Regression Methods for Replicated Cox Point Process Data and Fréchet Manifold Learning.
- Gajardo Cataldo, Álvaro Eduardo
- Advisor(s): Müller, Hans-Georg
Abstract
Data in the form of temporal point processes has received increasing attention in the literature due to advances in technology that allow to record and store large amounts of information such as the individual random times at which an event of interest occurs. These processes describe natural random phenomena that arise in the form of event time arrivals over a time window of interest, and provide a natural modeling framework for complex data such as bike pickup arrivals at a bike station, COVID-19 cases in a country, earthquake aftershocks, arrivals of phone calls at a call center, among many others, where both the number of events along with the event times themselves are random. This type of data can then be naturally seen in the form of samples of temporal point processes, which has also been termed replicated point process data, as here the random phenomena is repeatedly generated like for example over each day in the bike pickups point process or across each country in the case of COVID-19 cases. When further information in the form of Euclidean vector covariates is coupled with the temporal point process, statistical methodology such as regression methods becomes of paramount importance to analyze and explore point process data. It is of great interest to see how such covariates are associated with these complex random objects.
The first chapter is devoted to the development of a fully non-parametric regression method for temporal Cox point processes as responses with Euclidean vectors as predictors (Gajardo and Müller, 2022), which is based on the recently proposed Fréchet regression framework. Cox point processes are of central importance in the point process theory as they are natural generalizations of the well known non-homogeneous Poisson process but where the intensity function is allowed to be random itself. The latter property allows to model replicated point process data as each replication then comes from an independent and identically distributed underlying intensity function and thus gives more flexibility for modelling repeated random phenomena. We derive theoretical convergence rates for the proposed regression function in an increasing in-fill intensity asymptotic framework, where individual intensities are allowed to suitably diverge with sample size and allows to consistently recover the density function where the event arrivals come from as well as the conditional intensity factor up to a common constant.

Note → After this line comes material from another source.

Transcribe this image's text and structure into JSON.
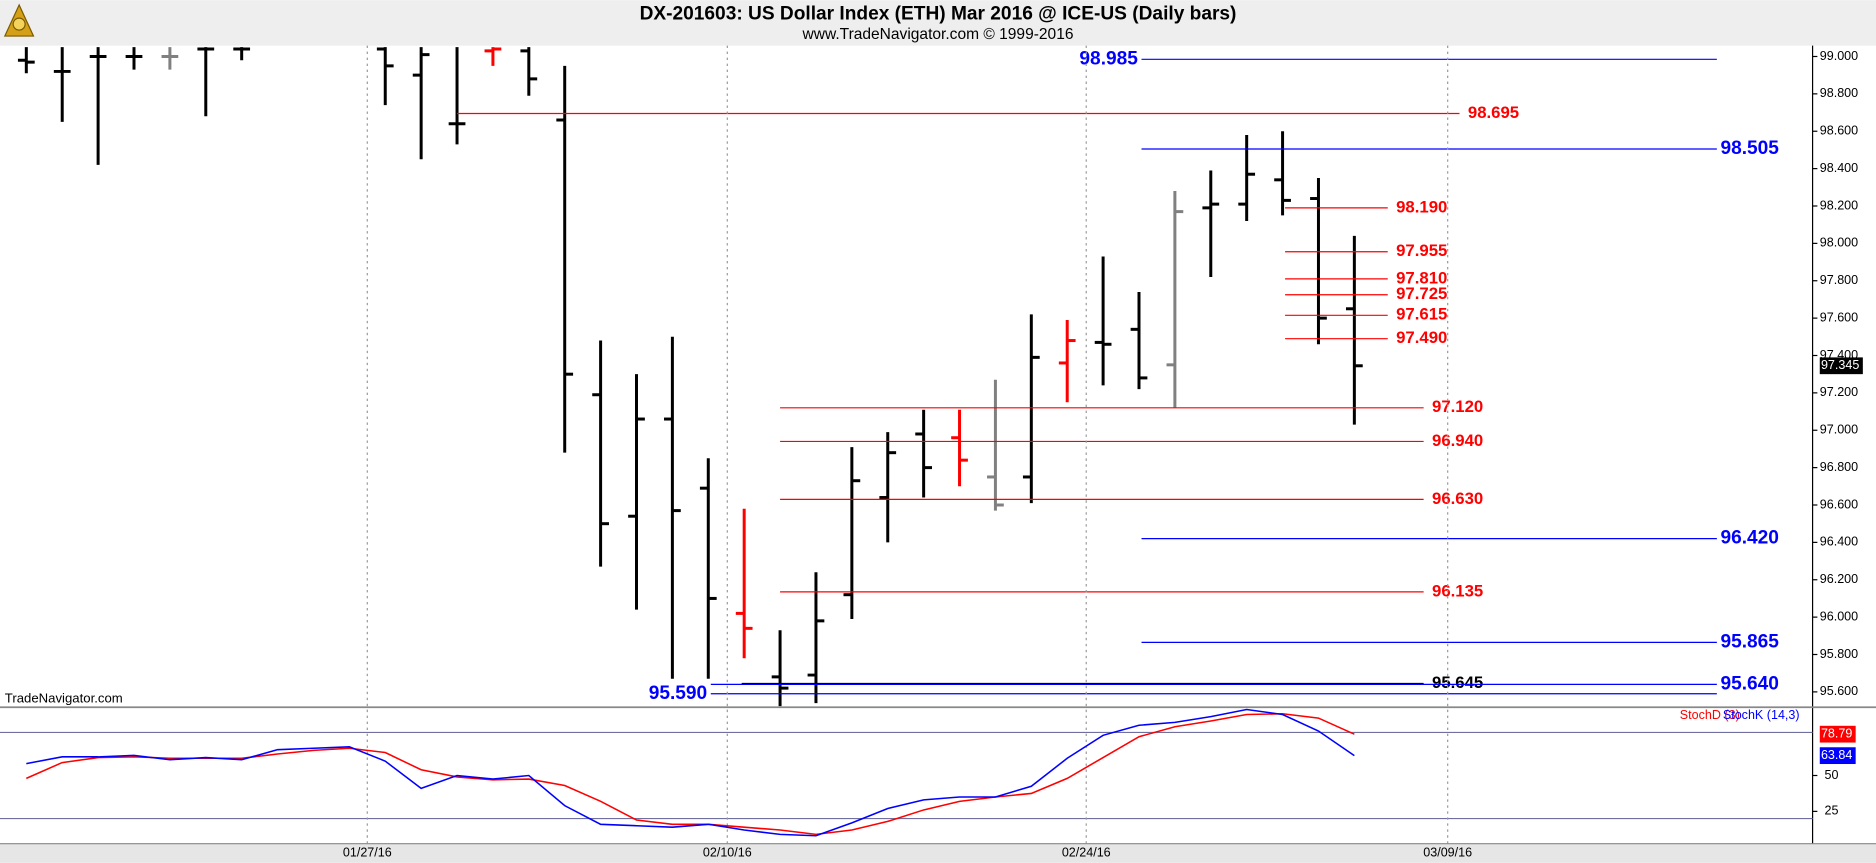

The statistical analysis of complex objects such as point processes can be seen in a more general framework of random objects taking values in a metric space. Often such objects are infinite-dimensional in nature and the underlying metric space may not be a linear vector space, which leads to challenges for statistical analysis. A useful modeling assumption is that such random objects lie in a low-dimensional manifold so that low-dimensional representations are sufficient to describe and analyze such objects; this framework is often referred to as manifold learning in the literature. In the second chapter, we develop an inverse map from the Euclidean low-dimensional representation of the random objects that is obtained by adopting the well known ISOMAP procedure along with Multidimensional Scaling (MDS) back to object space, where we assume the manifold is isometric to a subset of a low-dimensional Euclidean space. For this, we employ the recently proposed framework of Fréchet regression and derive rates of convergence for the proposed inverse map. For the case of probability distributions in 2-Wasserstein space as random objects, we show that the proposed inverse map allows interpretation of the effect that each MDS component has on the distributional data and moreover derive convergence results for the case when only an increasing sample of observations coming from each probability distribution is available.